How do you organize all the random bits of knowledge that you pick up here and there and might need it later?

At first, you might start with just writing it down randomly on your Notes app, but the more you write, the more you'll realize that searching through it all is kinda difficult - after all, you're writing all this down to read later when you need it!

And for that, code snippets exist, but they're rather inflexible, bulky, and often, limited to your local machine - which is probably fine for most use cases, but as I started taking on more projects and needed to record increasingly diverse "bits" of knowledge, I realized I needed this on more than one machine.

That's where wikis come in. And how do you choose between the many open-source wikis out there? For me, as I was using this just for myself, ease of installation and low costs (of running the machine and maintaining it) were the two key factors. And for that, I specifically looked out for wikis that supported deploying to Heroku (free-tier, of course).

Turns out, there aren't many.

And even for Outline (which I ended up choosing), you don't see the "deploy to Heroku" button anywhere on the site, on the GitHub repo, or anywhere on the (nonexistent) documentation.

I literally had to Google "outline wiki deploy heroku", which is probably how you got here, too (keen readers may have already realized the fact that deploying Outline to Heroku probably isn't easy given that there's a whole article about it).

It eventually led to this PR that a kind soul made, which adds support for "deploy to Heroku" as we know it by adding app.json. But as the PR clearly shows, the authors have vested interest in making sure running Outline on your own is as difficult as possible.
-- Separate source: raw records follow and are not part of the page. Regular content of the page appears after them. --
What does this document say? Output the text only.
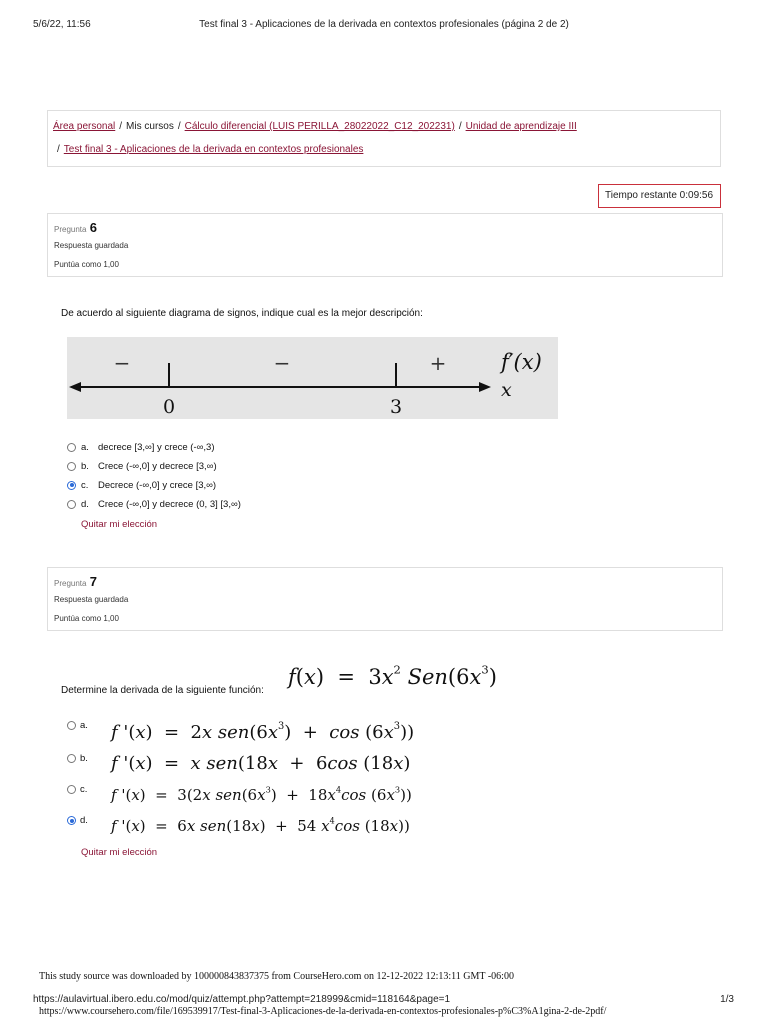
5/6/22, 11:56	Test final 3 - Aplicaciones de la derivada en contextos profesionales (página 2 de 2)
Área personal / Mis cursos / Cálculo diferencial (LUIS PERILLA_28022022_C12_202231) / Unidad de aprendizaje III
/ Test final 3 - Aplicaciones de la derivada en contextos profesionales
Tiempo restante 0:09:56
Pregunta 6
Respuesta guardada
Puntúa como 1,00
De acuerdo al siguiente diagrama de signos, indique cual es la mejor descripción:
−	−	+
0	3
f′(x)
x
a. decrece [3,∞] y crece (-∞,3)
b. Crece (-∞,0] y decrece [3,∞)
c.	Decrece (-∞,0] y crece [3,∞)
d. Crece (-∞,0] y decrece (0, 3] [3,∞)
Quitar mi elección
Pregunta 7
Respuesta guardada
Puntúa como 1,00
Determine la derivada de la siguiente función:
$f(x) = 3x^2$ $Sen(6x^3)$
a. f '(x)  =  2x $sen(6x^3) + \cos (6x^3)$)
b. f '(x)  =  x sen(18x  +  6cos (18x)
c. f '(x)  =  3(2x $sen(6x^3) + 18x^4\cos$ $(6x^3)$)
d. f '(x)  =  6x sen(18x)  +  54 $x^4\cos$ (18x))
Quitar mi elección
This study source was downloaded by 100000843837375 from CourseHero.com on 12-12-2022 12:13:11 GMT -06:00
https://aulavirtual.ibero.edu.co/mod/quiz/attempt.php?attempt=218999&cmid=118164&page=1	1/3
https://www.coursehero.com/file/169539917/Test-final-3-Aplicaciones-de-la-derivada-en-contextos-profesionales-p%C3%A1gina-2-de-2pdf/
So to save you some time, here's some tricks to actually deploying it to Heroku (that I found out after much trial and error, because none of this is ever documented):

  1. There's no "Heroku button". The authors literally didn't want you to be able to deploy easily, so you'll have to dig thru to get your button elsewhere.
  2. You must use the full https:// when referring to your URL. Using ${appname} in any of your installation steps will render it unusable!
  3. The app.json is misleading in some places. For example, SLACK_APP_ID and SLACK_VERIFICATION_TOKEN are required environment variable, and yet when you actually go through the Heroku setup process, it seems like you don't need them, not to mention it's literally not mentioned anywhere in the docs!
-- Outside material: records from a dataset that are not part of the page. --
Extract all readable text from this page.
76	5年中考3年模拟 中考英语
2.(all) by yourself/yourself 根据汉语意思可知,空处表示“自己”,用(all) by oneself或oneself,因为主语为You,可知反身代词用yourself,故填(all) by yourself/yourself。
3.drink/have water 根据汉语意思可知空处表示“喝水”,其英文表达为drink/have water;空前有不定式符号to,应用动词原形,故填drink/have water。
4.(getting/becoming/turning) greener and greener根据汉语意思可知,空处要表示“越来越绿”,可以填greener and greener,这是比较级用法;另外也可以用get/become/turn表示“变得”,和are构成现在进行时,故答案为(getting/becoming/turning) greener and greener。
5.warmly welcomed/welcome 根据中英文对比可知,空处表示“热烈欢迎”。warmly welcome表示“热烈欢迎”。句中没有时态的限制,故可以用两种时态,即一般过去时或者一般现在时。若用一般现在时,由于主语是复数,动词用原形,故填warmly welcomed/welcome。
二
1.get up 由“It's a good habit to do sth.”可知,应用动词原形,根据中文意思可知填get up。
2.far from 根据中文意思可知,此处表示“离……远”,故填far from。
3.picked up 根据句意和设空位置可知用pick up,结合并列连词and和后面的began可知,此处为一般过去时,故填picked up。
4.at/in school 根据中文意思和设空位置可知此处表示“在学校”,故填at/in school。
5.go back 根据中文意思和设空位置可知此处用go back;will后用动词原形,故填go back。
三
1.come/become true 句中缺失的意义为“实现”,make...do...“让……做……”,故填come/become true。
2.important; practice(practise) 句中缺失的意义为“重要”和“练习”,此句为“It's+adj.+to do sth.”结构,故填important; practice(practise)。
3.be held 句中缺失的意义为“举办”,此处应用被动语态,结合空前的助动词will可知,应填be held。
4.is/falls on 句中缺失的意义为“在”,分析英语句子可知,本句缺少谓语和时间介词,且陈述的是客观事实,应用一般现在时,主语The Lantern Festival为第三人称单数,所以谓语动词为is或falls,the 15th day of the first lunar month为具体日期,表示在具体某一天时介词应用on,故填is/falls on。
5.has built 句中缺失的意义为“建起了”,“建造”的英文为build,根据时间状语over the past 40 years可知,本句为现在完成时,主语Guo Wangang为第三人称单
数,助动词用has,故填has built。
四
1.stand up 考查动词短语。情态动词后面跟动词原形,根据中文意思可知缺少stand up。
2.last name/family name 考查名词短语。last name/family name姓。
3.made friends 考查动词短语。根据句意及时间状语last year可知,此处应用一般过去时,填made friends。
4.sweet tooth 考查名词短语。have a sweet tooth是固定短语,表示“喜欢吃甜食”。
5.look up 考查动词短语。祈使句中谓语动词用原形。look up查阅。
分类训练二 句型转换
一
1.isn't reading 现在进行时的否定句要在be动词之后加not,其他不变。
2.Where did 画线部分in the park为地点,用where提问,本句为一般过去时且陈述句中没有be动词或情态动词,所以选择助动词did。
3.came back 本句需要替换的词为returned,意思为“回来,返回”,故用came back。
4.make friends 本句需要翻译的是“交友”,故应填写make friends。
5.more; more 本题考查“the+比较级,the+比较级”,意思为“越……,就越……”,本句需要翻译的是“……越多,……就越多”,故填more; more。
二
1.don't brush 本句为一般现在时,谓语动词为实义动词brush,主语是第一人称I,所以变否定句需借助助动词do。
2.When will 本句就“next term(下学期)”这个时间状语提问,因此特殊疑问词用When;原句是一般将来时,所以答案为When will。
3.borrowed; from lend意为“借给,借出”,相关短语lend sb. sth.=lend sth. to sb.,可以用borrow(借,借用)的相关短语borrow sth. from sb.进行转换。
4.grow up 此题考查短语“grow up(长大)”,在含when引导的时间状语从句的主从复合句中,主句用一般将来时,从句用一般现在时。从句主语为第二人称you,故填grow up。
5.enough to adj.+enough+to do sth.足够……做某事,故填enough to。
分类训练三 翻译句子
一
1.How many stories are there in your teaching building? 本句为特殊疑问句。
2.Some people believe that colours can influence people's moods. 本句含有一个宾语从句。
And once you get it installed, your job is only halfway done, because you're going to need to set up an identity provider. Your options are Google or Slack, but be warned: your average Google account won't work - only accounts that are tied to an organization will suffice.

I only had personal Google accounts, so I had to resort to Slack integration (you can set it up at

But it only gets worse. If you managed to figure out which Slack environment variables are required through trial-and-error (answer: all of them!), you'll still need to enable "Sign in with Slack".

Beneath the surface, it's your standard OAuth sign-in flow. A few tips:

  1. You don't need "OAuth Access Token". I know, it sounds important. It's not.
  2. You need to provide a redirect URL. But it's not documented, so you need to extrapolate from the "local install" example in the Outline repo's Readme and figure out that the path you're looking for is /auth/slack.callback.
  3. But wait! You need to provide a full URL. And if you just provide ${appname}, it seems to work. But when you actually click the "Sign in with Slack" button, it redirects literally endlessly with no apparent error message. So you need to append the https:// to the redirect URL.

So are you done? Actually, no. And unfortunately, this is where our journey ends, because after configuring all this crap correctly by trial-and-error (because there's literally no documentation for any of this), and you click the "Sign in with Slack" button for the final time, crossing your fingers and hoping that it works this time, it'll just spew out a Authentication failed - we were unable to sign you in at this time. Please try again.

No specific errors. No instructions. Just a "hey it doesn't work" message.

And no matter how many times you try again (as the error message tells you to), you'll find that it just doesn't work. It just spits out a cryptic message at you, with no details at all.

Back to Googling our error - and this time, we're led to this issue. And once you read the responses and the linked source code, you'll realize it's a cookie error with nginx, which apparently has a "fix".

(And as a side note, it annoys me to no end that one of the maintainers is like "just go read the server logs lol" when there's literally nothing on the server logs. Seriously. Check your Heroku logs. There's nothing. Nada. Zip.)

They seemed to be very eager to just close the issue as soon as possible without even investigating the underlying (silent) errors, but here's the thing: Heroku provides an nginx-based reverse proxy for you.

That means you can't configure it and "solve" it like they suggest.

You're literally SOL. There's literally nothing you can do.

So, in conclusion:

  • Outline docs suck, or they would, if any existed in the first place.
  • The authors are hellbent on making your life miserable if you dare to try to host it on your own.
  • Deploying to Heroku is "technically" possible, but Slack integration just straight up won't work.
  • I'm going thru the list again and picking a different wiki, because screw this. Just pick literally anything else. This is seriously not worth it.

And, all of this brings to question open-source software maintainers' motives when they stand to profit from making their software inaccessible. In general, is there anything users can do aside from "just" forking? How can we encourage authors to incorporate changes that will make their software more accessible, or should we in the first place? Etc.